La FNAIM dénonce le monopole des Safer sur le marché foncier : une bataille juridique aux enjeux colossaux
La FNAIM dénonce le monopole des Safer sur le marché foncier : une bataille juridique aux enjeux colossaux
Introduction : Un conflit aux racines profondes
Le marché immobilier français est secoué par une tension croissante entre la Fédération Nationale de l'Immobilier (FNAIM) et les Sociétés d'Aménagement Foncier et d'Établissement Rural (Safer). Ces dernières, accusées d'abus de position dominante, font l'objet d'une plainte déposée par la FNAIM auprès de la Commission européenne. Ce conflit, loin d'être anodin, soulève des questions fondamentales sur la régulation du marché foncier et les pratiques concurrentielles.
Les Safer : un acteur incontournable mais controversé
Rôle et fonctionnement des Safer
Créées dans les années 1960, les Safer ont pour mission de réguler le marché foncier en favorisant l'installation des jeunes agriculteurs et en limitant la spéculation.

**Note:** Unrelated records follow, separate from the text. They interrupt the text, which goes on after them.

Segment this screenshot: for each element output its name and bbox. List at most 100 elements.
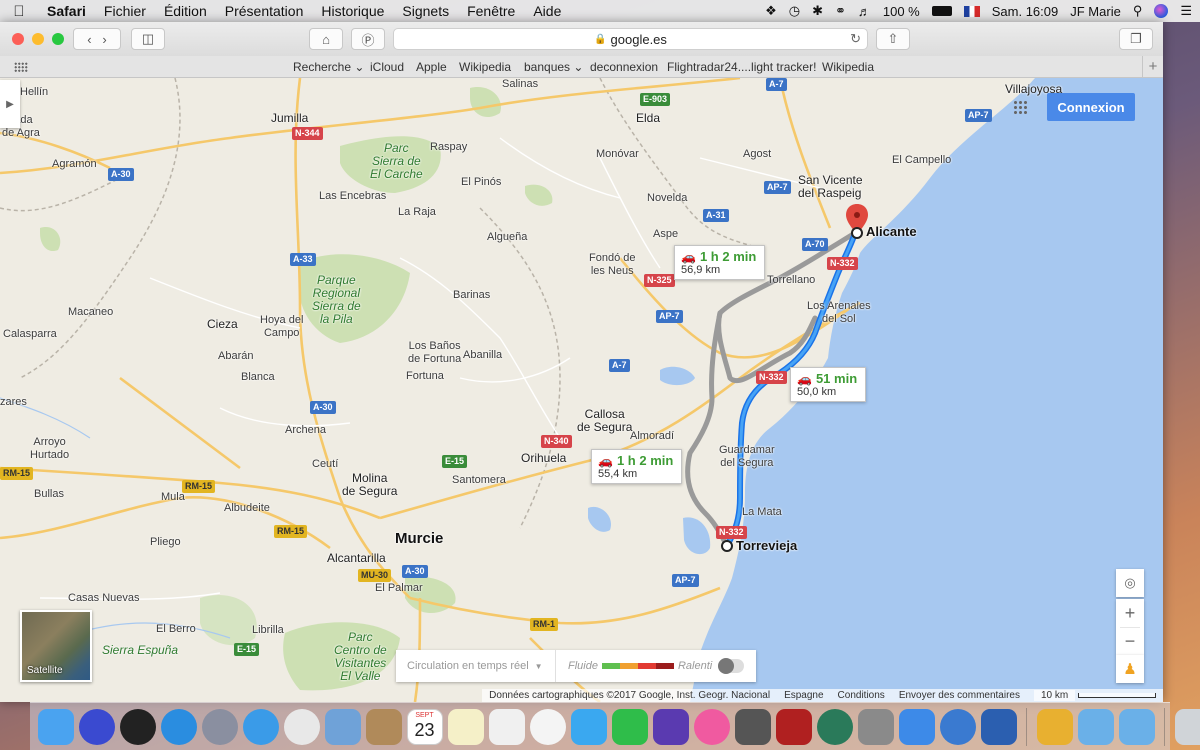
wifi-icon[interactable]: ⚭ xyxy=(835,3,846,19)
origin-label[interactable]: Torrevieja xyxy=(736,539,797,552)
safari-icon[interactable] xyxy=(242,708,279,745)
facetime-icon[interactable] xyxy=(611,708,648,745)
zoom-in-button[interactable]: + xyxy=(1125,599,1136,627)
back-icon[interactable]: ‹ xyxy=(87,32,91,47)
sidebar-toggle-icon[interactable]: ◫ xyxy=(131,28,165,50)
notes-icon[interactable] xyxy=(447,708,484,745)
dropbox-icon[interactable]: ❖ xyxy=(765,3,777,19)
app-store-icon[interactable] xyxy=(160,708,197,745)
menu-aide[interactable]: Aide xyxy=(524,3,570,19)
zoom-out-button[interactable]: − xyxy=(1120,627,1140,655)
satellite-toggle[interactable]: Satellite xyxy=(20,610,92,682)
downloads-folder-icon[interactable] xyxy=(1118,708,1155,745)
applications-folder-icon[interactable] xyxy=(1077,708,1114,745)
place-label: El Palmar xyxy=(375,582,423,594)
place-label: Guardamar del Segura xyxy=(719,444,775,469)
dropbox-icon[interactable] xyxy=(898,708,935,745)
google-apps-icon[interactable] xyxy=(1013,100,1027,114)
route-option-2[interactable]: 🚗 51 min 50,0 km xyxy=(790,367,867,402)
system-preferences-icon[interactable] xyxy=(857,708,894,745)
back-forward-buttons[interactable]: ‹ › xyxy=(73,28,121,50)
home-icon[interactable]: ⌂ xyxy=(309,28,343,50)
place-label: Los Baños de Fortuna xyxy=(408,340,462,365)
user-name[interactable]: JF Marie xyxy=(1070,4,1121,19)
menu-fichier[interactable]: Fichier xyxy=(95,3,155,19)
chrome-icon[interactable] xyxy=(283,708,320,745)
contacts-icon[interactable] xyxy=(365,708,402,745)
menu-edition[interactable]: Édition xyxy=(155,3,216,19)
sign-in-button[interactable]: Connexion xyxy=(1047,93,1135,121)
minimize-window-button[interactable] xyxy=(32,33,44,45)
traffic-panel: Circulation en temps réel ▼ Fluide Ralen… xyxy=(396,650,756,682)
menu-fenetre[interactable]: Fenêtre xyxy=(458,3,524,19)
map-data-credits[interactable]: Données cartographiques ©2017 Google, In… xyxy=(482,689,778,702)
apple-logo-icon[interactable]:  xyxy=(0,3,38,20)
route-option-3[interactable]: 🚗 1 h 2 min 55,4 km xyxy=(591,449,683,484)
top-sites-grid-icon[interactable] xyxy=(14,62,28,72)
menu-presentation[interactable]: Présentation xyxy=(216,3,313,19)
road-shield: AP-7 xyxy=(965,109,992,122)
messages-icon[interactable] xyxy=(570,708,607,745)
photo-booth-icon[interactable] xyxy=(775,708,812,745)
favorite-deconnexion[interactable]: deconnexion xyxy=(590,60,658,74)
flag-fr-icon[interactable] xyxy=(963,5,980,17)
traffic-select[interactable]: Circulation en temps réel ▼ xyxy=(396,650,556,682)
country-link[interactable]: Espagne xyxy=(777,689,831,702)
battery-icon[interactable] xyxy=(931,6,952,16)
google-earth-icon[interactable] xyxy=(939,708,976,745)
close-window-button[interactable] xyxy=(12,33,24,45)
traffic-toggle[interactable] xyxy=(718,658,744,674)
launchpad-icon[interactable] xyxy=(201,708,238,745)
dashboard-icon[interactable] xyxy=(119,708,156,745)
calendar-icon[interactable]: SEPT 23 xyxy=(406,708,443,745)
route-option-1[interactable]: 🚗 1 h 2 min 56,9 km xyxy=(674,245,766,280)
menu-app-name[interactable]: Safari xyxy=(38,3,95,19)
sketchbook-icon[interactable] xyxy=(1036,708,1073,745)
time-machine-icon[interactable]: ◷ xyxy=(789,3,800,19)
favorite-apple[interactable]: Apple xyxy=(416,60,447,74)
favorite-wikipedia[interactable]: Wikipedia xyxy=(459,60,511,74)
google-map[interactable]: Hellín añada de Agra Agramón Jumilla Par… xyxy=(0,78,1163,702)
my-location-button[interactable]: ◎ xyxy=(1116,569,1144,597)
side-panel-toggle[interactable]: ▶ xyxy=(0,80,20,128)
favorite-wikipedia-2[interactable]: Wikipedia xyxy=(822,60,874,74)
favorite-icloud[interactable]: iCloud xyxy=(370,60,404,74)
time-machine-icon[interactable] xyxy=(816,708,853,745)
itunes-icon[interactable] xyxy=(693,708,730,745)
notification-icon[interactable]: ☰ xyxy=(1180,3,1192,19)
destination-label[interactable]: Alicante xyxy=(866,225,917,238)
tabs-overview-icon[interactable]: ❐ xyxy=(1119,28,1153,50)
menu-historique[interactable]: Historique xyxy=(312,3,393,19)
new-tab-icon[interactable]: + xyxy=(1142,56,1163,78)
reminders-icon[interactable] xyxy=(488,708,525,745)
word-icon[interactable] xyxy=(980,708,1017,745)
siri-icon[interactable] xyxy=(78,708,115,745)
preview-icon[interactable] xyxy=(324,708,361,745)
favorite-flightradar[interactable]: Flightradar24....light tracker! xyxy=(667,60,816,74)
favorite-banques[interactable]: banques ⌄ xyxy=(524,60,583,74)
finder-icon[interactable] xyxy=(37,708,74,745)
share-icon[interactable]: ⇧ xyxy=(876,28,910,50)
siri-icon[interactable] xyxy=(1154,4,1169,18)
feedback-link[interactable]: Envoyer des commentaires xyxy=(891,689,1027,702)
road-shield: RM-1 xyxy=(530,618,558,631)
forward-icon[interactable]: › xyxy=(102,32,106,47)
screenshot-icon[interactable] xyxy=(734,708,771,745)
clock[interactable]: Sam. 16:09 xyxy=(992,4,1059,19)
bluetooth-icon[interactable]: ✱ xyxy=(812,3,823,19)
address-bar[interactable]: 🔒 google.es ↻ xyxy=(393,28,868,50)
conditions-link[interactable]: Conditions xyxy=(830,689,892,702)
photos-icon[interactable] xyxy=(529,708,566,745)
street-view-pegman[interactable]: ♟ xyxy=(1116,655,1144,683)
trash-icon[interactable] xyxy=(1174,708,1200,745)
reload-icon[interactable]: ↻ xyxy=(850,31,861,47)
search-icon[interactable]: ⚲ xyxy=(1133,3,1143,19)
volume-icon[interactable]: ♬ xyxy=(858,4,871,19)
zoom-window-button[interactable] xyxy=(52,33,64,45)
favorite-recherche[interactable]: Recherche ⌄ xyxy=(293,60,364,74)
pinterest-icon[interactable]: Ⓟ xyxy=(351,28,385,50)
battery-percent[interactable]: 100 % xyxy=(883,4,920,19)
scale-bar[interactable]: 10 km xyxy=(1026,689,1163,702)
menu-signets[interactable]: Signets xyxy=(393,3,458,19)
imovie-icon[interactable] xyxy=(652,708,689,745)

Elles disposent d'un droit de préemption leur permettant d'acquérir en priorité les terres agricoles et les biens ruraux. Ce mécanisme, bien que louable dans ses objectifs, est aujourd'hui pointé du doigt pour ses effets pervers.
Un monopole de fait
Avec plus de 50 000 transactions annuelles, les Safer sont devenues le premier vendeur de biens en France. Leur position dominante leur confère un pouvoir considérable sur les prix et les conditions de vente. Selon un rapport de la Cour des Comptes, elles contrôlent près de 30 % des transactions foncières dans certaines régions, un chiffre qui alarme les professionnels du secteur.
La FNAIM passe à l'offensive
Une plainte historique
La FNAIM, représentant plus de 10 000 agences immobilières, a décidé de saisir la Commission européenne pour abus de position dominante. Dans un communiqué, son président, Jean-Marc Torrollion, dénonce "une distorsion de concurrence intolérable". La fédération accuse les Safer de pratiquer des prix artificiellement bas, faussant ainsi le marché et pénalisant les acteurs privés.
Des exemples concrets
- Cas de la Bretagne : En 2022, une Safer a préempté une ferme de 50 hectares, proposée à 1,2 million d'euros, pour la revendre à un jeune agriculteur à 800 000 euros. Une pratique jugée "déloyale" par les agences locales. - Affaire en Provence : Un domaine viticole a été acquis par une Safer à un prix inférieur de 40 % à sa valeur marchande, suscitant l'ire des propriétaires voisins.
Les enjeux économiques et juridiques
Impact sur le marché immobilier
Les pratiques des Safer ont des répercussions majeures sur l'économie locale. En fixant des prix planchers, elles découragent les investisseurs privés et limitent la liquidité du marché. Selon une étude de l'INSEE, cette situation a entraîné une baisse de 15 % des transactions immobilières dans les zones rurales en 2023.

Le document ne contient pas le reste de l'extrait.